Nonostante il rallentamento, il sistema a cappotto resta il principale alleato dell’efficienza energetica degli edifici. Secondo Cortexa, l’associazione di riferimento dal 2007, l’isolamento dell’involucro è l’intervento prioritario per ridurre realmente i consumi, in linea con il principio europeo “Energy Efficiency First”: prima si elimina la dispersione, poi si investe su impianti e rinnovabili.
Un cappotto di qualità consente risparmi energetici del 30–33% per una villetta e fino al 40–45% per un condominio, rendendo l’efficienza una leva concreta sia ambientale sia economica.

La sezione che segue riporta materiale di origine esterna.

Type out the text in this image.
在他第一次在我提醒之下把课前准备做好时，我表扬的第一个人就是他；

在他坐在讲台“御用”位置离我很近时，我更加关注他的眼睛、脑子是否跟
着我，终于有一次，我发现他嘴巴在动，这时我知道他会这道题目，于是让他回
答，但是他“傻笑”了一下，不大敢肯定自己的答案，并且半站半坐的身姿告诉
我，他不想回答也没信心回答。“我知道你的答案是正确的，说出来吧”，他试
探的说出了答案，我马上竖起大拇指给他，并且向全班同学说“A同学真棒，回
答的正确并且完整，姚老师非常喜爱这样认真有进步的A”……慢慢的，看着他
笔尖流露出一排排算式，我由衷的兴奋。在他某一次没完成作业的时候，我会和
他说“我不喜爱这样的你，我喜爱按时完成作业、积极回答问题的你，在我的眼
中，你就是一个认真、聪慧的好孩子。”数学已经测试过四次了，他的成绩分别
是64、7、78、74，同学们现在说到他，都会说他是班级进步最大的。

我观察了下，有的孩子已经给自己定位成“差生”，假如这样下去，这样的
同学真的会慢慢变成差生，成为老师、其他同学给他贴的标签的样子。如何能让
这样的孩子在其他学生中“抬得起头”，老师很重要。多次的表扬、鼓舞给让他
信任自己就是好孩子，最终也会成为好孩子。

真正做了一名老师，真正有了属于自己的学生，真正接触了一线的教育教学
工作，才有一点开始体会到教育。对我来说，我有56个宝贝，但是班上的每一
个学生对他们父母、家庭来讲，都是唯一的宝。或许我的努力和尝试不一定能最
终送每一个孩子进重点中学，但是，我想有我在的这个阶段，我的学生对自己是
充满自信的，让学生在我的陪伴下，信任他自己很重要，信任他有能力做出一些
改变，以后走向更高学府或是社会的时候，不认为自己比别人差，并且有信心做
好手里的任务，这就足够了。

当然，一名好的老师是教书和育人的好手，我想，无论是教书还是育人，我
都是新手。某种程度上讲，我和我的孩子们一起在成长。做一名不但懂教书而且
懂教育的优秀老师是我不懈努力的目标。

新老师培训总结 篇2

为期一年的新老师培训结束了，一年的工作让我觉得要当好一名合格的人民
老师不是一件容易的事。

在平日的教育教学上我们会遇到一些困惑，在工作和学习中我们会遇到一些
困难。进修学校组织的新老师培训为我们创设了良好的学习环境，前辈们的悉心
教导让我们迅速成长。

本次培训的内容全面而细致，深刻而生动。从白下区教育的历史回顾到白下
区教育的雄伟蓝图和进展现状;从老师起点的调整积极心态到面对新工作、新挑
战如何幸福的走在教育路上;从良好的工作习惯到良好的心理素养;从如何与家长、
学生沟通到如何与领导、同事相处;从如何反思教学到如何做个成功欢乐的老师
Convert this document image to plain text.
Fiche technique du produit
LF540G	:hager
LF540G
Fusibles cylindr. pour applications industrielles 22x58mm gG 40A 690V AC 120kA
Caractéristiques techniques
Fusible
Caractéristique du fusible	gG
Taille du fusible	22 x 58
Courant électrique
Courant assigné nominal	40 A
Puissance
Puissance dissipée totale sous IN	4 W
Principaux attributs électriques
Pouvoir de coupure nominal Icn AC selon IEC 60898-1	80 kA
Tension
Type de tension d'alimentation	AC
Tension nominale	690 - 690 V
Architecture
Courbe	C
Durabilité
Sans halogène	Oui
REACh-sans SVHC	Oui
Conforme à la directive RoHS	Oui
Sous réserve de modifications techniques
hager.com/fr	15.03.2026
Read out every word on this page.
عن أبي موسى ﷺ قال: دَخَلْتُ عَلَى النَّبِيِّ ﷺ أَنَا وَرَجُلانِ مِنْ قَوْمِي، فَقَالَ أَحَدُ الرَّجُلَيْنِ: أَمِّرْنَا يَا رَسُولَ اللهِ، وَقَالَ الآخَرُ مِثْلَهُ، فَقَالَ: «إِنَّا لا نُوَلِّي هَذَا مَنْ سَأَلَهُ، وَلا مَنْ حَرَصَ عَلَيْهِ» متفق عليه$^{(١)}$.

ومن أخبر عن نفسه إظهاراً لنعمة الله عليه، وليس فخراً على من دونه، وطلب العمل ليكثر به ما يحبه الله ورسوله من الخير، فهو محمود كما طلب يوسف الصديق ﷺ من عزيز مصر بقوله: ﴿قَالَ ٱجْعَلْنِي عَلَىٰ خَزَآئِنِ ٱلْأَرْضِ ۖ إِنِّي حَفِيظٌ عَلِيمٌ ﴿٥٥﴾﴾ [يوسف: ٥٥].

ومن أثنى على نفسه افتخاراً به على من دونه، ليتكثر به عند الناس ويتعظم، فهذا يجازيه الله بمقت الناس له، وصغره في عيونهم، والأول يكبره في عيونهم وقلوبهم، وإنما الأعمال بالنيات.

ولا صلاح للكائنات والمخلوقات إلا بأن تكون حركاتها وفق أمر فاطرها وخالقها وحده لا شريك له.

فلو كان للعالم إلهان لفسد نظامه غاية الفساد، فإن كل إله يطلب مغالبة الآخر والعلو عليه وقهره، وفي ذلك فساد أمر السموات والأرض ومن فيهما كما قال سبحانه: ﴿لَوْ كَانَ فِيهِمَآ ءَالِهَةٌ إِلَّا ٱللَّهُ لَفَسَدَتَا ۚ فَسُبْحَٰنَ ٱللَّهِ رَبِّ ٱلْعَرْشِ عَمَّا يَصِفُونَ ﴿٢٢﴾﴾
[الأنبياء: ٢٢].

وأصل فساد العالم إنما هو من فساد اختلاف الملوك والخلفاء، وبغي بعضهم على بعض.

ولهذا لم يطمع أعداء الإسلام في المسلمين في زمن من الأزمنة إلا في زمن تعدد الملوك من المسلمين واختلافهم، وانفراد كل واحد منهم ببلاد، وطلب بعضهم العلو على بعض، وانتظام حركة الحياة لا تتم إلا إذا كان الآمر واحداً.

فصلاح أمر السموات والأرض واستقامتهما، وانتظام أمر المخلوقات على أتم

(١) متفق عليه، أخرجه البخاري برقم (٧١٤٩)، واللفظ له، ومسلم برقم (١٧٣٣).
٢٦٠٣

Tuttavia, per riqualificare i circa 5 milioni di edifici che ne avrebbero bisogno, è indispensabile un piano strutturale di incentivi, considerando anche il problema della povertà energetica, che coinvolge quasi il 10% delle famiglie italiane.
Cortexa promuove anche la qualità certificata dei sistemi, la formazione degli operatori e l’adozione delle norme UNI 11715 e UNI TR 11716 per progettazione e posa. Il cappotto, inoltre, si dimostra efficace anche su edifici storici, grazie a nuove finiture compatibili con vincoli architettonici e paesaggistici.
Perché l’unica energia che non impatta sull’ambiente è quella che non viene sprecata.